»Der Herr wird dich mit seiner Güte segnen« (GL 452)
Worte von Helmut Schlegel; Melodie von Thomas Gabriel
Liedportrait von Meinrad Walter
Segen – das ist eine biblische Grundmelodie. Und dieses Lied, das zum 25-jährigen Jubiläum des Amts für Kirchenmusik der Erzdiözese Freiburg entstanden ist, variiert das Segensthema in sieben Strophen. So können wir uns den Segen gegenseitig zusingen oder uns am Ende eines Gottesdienstes auf den Segen singend einstimmen. Der Textautor Pater Helmut Schlegel (geb. 1943) leitet als Priester und Franziskaner seit 2007 das „Zentrum für christliche Meditation und Spiritualität Heilig Kreuz“ des Bistums Limburg in Frankfurt-Bornheim. Thomas Gabriel (geb. 1957) wirkt als Kirchenmusiker des Bistums Mainz in Seligenstadt. Er tritt mit dem Thomas-Gabriel-Trio auf und hat zahlreiche Lieder und Oratorien komponiert.

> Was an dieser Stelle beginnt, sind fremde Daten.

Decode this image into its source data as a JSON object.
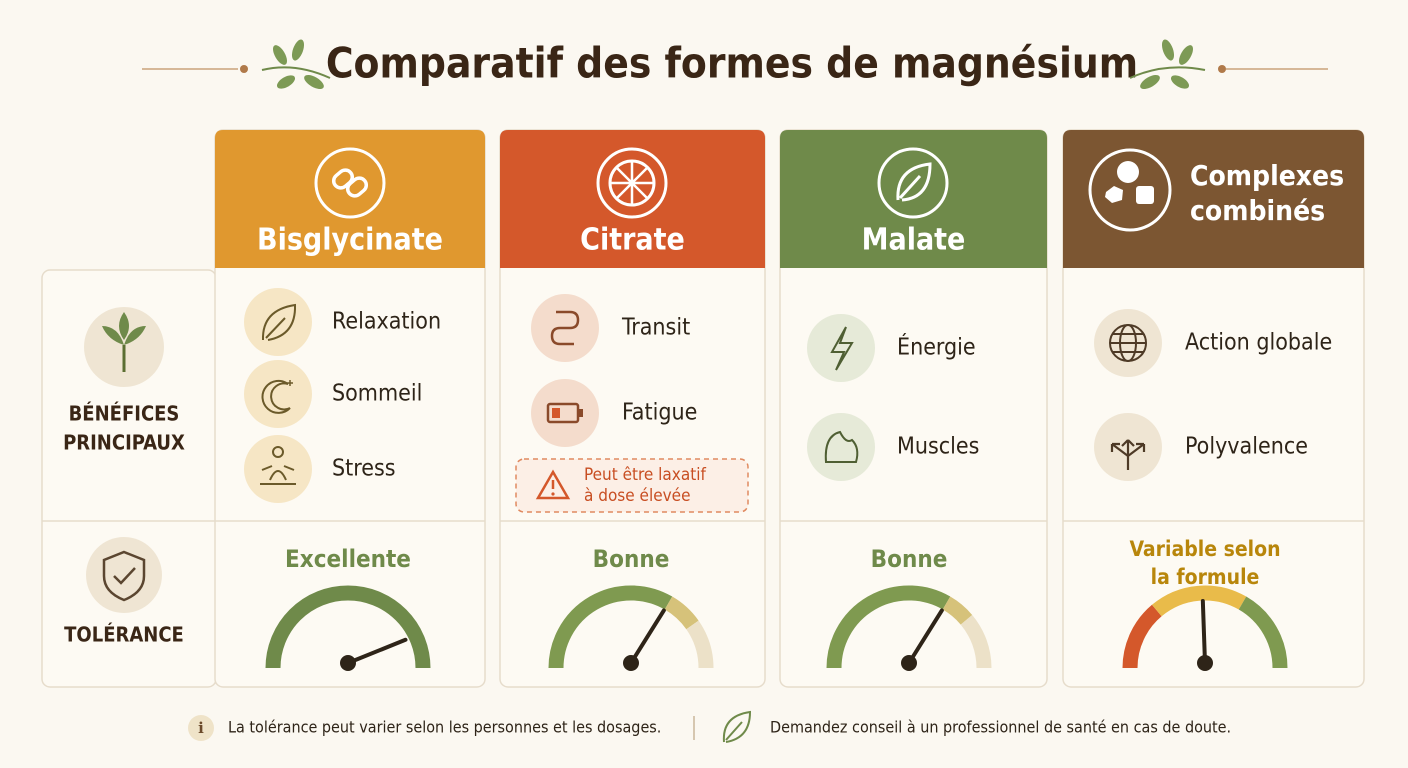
{
  "title": "Comparatif des formes de magnésium",
  "row_labels": {
    "benefits": [
      "BÉNÉFICES",
      "PRINCIPAUX"
    ],
    "tolerance": "TOLÉRANCE"
  },
  "columns": [
    {
      "name": [
        "Bisglycinate"
      ],
      "benefits": [
        "Relaxation",
        "Sommeil",
        "Stress"
      ],
      "tolerance": [
        "Excellente"
      ]
    },
    {
      "name": [
        "Citrate"
      ],
      "benefits": [
        "Transit",
        "Fatigue"
      ],
      "warning": [
        "Peut être laxatif",
        "à dose élevée"
      ],
      "tolerance": [
        "Bonne"
      ]
    },
    {
      "name": [
        "Malate"
      ],
      "benefits": [
        "Énergie",
        "Muscles"
      ],
      "tolerance": [
        "Bonne"
      ]
    },
    {
      "name": [
        "Complexes",
        "combinés"
      ],
      "benefits": [
        "Action globale",
        "Polyvalence"
      ],
      "tolerance": [
        "Variable selon",
        "la formule"
      ]
    }
  ],
  "footer": [
    "La tolérance peut varier selon les personnes et les dosages.",
    "Demandez conseil à un professionnel de santé en cas de doute."
  ]
}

Die spirituelle Tonart dieses Liedes ist biblisch. Im alttestamentlichen Buch Numeri steht der „Aaronitische Segen“. Er heißt so, weil Aaron, der Bruder des Mose, das Volk mit diesen Worten segnen soll: „Der Herr sprach zu Mose: Sag zu Aaron und seinen Söhnen: So sollt ihr die Israeliten segnen; sprecht zu ihnen: Der Herr segne dich und behüte dich. Der Herr lasse sein Angesicht über dich leuchten und sei dir gnädig. Der Herr wende sein Angesicht dir zu und schenke dir Heil. So sollen sie meinen Namen auf die Israeliten legen und ich werde sie segnen.“ (Numeri 6,22–27)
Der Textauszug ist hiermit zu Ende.